Oakes attributed the challenges to higher interest rates affecting homeowners’ ability to meet payment obligations. As interest rates have increased, homeowners renewing their mortgages at higher rates have experienced difficulties, leading to a rise in missed payments in recent years.
While Ontario and British Columbia have seen surges in missed payment levels, provinces like Quebec and Saskatchewan have witnessed declines in delinquencies. However, Oakes warns that delinquencies may rise as mortgages come up for renewal at higher rates in the future.
The report indicates that overall insolvency volumes have reached their highest point since 2009, with an 18.8% year-over-year increase in insolvencies in the first quarter of 2026. Despite Canadians displaying financial discipline to navigate economic challenges, systemic risks persist.
Ron Butler, principal broker at Butler Mortgage and host of the Angry Mortgage podcast, attributes the increase in delinquencies to a “perfect storm” of factors, including declining home values, higher interest rates, and a challenging job market. He emphasized that individuals who purchased homes between 2020 and 2022 in Ontario are facing decreased property values, exacerbating financial struggles.
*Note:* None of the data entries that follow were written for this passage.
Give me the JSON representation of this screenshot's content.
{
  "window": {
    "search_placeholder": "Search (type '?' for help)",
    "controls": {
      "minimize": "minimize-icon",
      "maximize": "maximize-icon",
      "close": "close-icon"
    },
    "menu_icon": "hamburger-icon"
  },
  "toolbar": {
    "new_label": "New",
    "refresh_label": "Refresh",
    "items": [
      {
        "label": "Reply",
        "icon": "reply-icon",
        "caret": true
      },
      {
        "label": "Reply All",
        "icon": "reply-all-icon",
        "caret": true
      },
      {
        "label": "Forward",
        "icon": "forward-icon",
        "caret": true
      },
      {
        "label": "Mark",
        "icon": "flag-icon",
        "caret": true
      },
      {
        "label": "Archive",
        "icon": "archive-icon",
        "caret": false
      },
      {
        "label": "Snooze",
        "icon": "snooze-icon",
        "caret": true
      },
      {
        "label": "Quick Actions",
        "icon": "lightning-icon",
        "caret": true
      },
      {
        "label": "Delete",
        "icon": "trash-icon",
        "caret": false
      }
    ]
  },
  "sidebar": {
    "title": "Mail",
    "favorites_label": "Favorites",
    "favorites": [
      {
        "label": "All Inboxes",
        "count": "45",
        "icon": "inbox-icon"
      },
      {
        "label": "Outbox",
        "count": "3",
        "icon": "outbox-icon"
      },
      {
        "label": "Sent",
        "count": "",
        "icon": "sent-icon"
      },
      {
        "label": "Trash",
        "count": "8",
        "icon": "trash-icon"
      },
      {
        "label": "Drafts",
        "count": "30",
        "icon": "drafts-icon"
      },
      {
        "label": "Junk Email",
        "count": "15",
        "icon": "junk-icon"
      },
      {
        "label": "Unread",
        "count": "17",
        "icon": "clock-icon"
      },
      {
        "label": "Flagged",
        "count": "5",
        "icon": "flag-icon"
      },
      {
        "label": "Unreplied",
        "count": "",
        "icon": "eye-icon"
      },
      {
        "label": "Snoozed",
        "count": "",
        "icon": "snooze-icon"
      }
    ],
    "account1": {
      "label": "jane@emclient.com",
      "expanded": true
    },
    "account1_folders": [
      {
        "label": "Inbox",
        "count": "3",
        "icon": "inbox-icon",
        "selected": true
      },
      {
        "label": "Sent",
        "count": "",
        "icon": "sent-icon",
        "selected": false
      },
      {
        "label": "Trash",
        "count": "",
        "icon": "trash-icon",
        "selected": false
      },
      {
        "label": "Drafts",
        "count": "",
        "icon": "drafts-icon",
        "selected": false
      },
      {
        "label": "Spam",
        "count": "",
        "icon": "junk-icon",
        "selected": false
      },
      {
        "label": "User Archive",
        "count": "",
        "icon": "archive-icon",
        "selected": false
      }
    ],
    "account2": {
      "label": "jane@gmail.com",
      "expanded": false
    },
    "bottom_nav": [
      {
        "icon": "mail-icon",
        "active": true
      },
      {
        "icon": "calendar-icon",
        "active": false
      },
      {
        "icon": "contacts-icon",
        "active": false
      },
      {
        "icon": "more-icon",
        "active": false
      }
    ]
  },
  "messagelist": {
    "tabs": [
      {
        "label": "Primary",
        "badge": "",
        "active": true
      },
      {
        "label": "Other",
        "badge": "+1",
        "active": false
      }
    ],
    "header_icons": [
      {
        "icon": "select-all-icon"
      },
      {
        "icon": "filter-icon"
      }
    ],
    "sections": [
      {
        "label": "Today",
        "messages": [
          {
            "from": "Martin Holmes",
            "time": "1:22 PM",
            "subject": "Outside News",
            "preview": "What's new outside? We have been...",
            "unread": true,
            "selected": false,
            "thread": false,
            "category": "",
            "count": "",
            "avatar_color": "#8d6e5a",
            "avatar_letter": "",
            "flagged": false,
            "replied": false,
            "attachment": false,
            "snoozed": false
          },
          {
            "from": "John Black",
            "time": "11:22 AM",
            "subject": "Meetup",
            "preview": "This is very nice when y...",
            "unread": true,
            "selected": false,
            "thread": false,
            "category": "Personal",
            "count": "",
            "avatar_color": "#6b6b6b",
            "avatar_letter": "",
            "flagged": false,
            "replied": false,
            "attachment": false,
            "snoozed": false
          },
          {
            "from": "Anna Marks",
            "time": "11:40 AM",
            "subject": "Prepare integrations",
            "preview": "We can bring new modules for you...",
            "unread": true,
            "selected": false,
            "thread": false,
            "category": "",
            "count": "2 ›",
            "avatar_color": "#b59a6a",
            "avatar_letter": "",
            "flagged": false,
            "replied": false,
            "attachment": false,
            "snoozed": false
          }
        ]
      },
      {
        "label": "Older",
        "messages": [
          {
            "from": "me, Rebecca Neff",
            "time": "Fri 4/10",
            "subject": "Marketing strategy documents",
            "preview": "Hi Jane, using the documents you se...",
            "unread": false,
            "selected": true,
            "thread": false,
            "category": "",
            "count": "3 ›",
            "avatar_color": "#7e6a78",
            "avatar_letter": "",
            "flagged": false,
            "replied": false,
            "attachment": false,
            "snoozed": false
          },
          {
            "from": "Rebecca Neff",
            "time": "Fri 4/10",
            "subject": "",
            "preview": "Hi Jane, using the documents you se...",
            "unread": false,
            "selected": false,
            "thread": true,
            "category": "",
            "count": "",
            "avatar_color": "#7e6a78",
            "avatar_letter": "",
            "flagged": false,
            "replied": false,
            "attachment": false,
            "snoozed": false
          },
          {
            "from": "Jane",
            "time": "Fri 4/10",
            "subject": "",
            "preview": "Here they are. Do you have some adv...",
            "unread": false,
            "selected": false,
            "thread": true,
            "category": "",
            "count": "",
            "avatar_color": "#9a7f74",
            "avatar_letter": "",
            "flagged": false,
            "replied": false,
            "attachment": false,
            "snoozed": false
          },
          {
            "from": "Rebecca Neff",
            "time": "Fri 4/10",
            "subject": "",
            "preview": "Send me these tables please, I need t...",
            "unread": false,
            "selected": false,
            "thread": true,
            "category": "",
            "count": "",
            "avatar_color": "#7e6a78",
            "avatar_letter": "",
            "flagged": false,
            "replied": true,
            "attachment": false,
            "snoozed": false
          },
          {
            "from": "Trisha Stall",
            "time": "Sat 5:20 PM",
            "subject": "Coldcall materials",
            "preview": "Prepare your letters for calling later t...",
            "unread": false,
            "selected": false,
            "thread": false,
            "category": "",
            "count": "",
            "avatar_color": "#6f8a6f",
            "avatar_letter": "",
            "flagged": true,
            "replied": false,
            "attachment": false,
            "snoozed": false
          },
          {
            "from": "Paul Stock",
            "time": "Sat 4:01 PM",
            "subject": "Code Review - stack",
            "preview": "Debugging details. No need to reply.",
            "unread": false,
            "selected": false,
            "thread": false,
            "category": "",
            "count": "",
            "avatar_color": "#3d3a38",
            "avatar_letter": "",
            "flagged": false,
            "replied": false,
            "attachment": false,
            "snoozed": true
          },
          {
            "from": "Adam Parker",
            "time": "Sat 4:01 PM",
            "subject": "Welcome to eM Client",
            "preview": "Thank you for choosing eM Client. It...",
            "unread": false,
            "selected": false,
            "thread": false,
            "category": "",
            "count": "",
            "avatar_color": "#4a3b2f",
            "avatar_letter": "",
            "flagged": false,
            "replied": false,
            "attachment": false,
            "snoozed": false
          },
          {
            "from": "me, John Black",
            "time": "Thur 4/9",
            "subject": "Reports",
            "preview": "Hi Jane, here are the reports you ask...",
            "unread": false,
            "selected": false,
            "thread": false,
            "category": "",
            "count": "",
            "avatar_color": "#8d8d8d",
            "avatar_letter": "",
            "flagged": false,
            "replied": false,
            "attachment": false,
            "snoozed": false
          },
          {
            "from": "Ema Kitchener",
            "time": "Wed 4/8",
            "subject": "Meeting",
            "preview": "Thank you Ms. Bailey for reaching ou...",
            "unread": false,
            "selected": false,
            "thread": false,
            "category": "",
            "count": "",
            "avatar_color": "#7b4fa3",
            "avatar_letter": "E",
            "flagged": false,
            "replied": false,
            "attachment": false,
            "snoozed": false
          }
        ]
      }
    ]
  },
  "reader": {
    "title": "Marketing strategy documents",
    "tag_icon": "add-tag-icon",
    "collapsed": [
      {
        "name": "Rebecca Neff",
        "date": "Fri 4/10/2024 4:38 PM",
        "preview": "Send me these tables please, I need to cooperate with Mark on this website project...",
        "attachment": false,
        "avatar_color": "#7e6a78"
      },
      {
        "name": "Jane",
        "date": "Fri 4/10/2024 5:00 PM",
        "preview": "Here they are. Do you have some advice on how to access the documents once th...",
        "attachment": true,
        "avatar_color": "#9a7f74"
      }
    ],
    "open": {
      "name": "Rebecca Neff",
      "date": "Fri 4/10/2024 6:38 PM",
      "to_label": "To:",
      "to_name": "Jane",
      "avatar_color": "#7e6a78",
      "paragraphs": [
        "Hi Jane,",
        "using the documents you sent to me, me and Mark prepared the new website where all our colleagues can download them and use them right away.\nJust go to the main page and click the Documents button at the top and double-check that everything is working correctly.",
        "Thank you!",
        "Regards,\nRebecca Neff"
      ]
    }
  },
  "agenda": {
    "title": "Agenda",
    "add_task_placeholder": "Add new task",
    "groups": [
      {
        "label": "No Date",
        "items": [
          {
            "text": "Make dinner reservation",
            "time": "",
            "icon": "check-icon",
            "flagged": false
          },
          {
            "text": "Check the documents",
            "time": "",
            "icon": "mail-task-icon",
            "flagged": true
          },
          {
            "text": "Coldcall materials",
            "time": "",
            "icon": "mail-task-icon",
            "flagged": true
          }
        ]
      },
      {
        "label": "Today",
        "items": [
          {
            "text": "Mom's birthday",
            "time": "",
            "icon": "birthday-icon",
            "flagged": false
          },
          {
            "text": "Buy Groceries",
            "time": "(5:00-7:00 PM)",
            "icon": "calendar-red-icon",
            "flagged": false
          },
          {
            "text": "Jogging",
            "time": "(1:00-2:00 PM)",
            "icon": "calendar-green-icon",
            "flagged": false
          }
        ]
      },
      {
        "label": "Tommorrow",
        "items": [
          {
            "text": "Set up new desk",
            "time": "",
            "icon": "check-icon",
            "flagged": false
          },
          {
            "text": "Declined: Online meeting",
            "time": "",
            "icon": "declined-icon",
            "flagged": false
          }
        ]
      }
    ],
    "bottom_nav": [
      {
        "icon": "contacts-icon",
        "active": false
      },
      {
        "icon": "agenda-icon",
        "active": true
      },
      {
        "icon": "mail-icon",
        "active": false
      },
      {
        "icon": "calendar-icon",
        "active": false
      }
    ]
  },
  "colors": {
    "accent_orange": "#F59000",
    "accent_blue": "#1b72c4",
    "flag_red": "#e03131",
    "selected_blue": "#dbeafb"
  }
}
Butler also highlighted the impact of job losses and reduced earnings on mortgage delinquencies, particularly among housing investors. These investors, who relied on rental income from international students, faced difficulties as student numbers declined, as seen in Brampton, Ontario.
Despite the rise in delinquencies, financial institutions are not alarmed yet, as the current trend remains manageable for banks, according to Butler.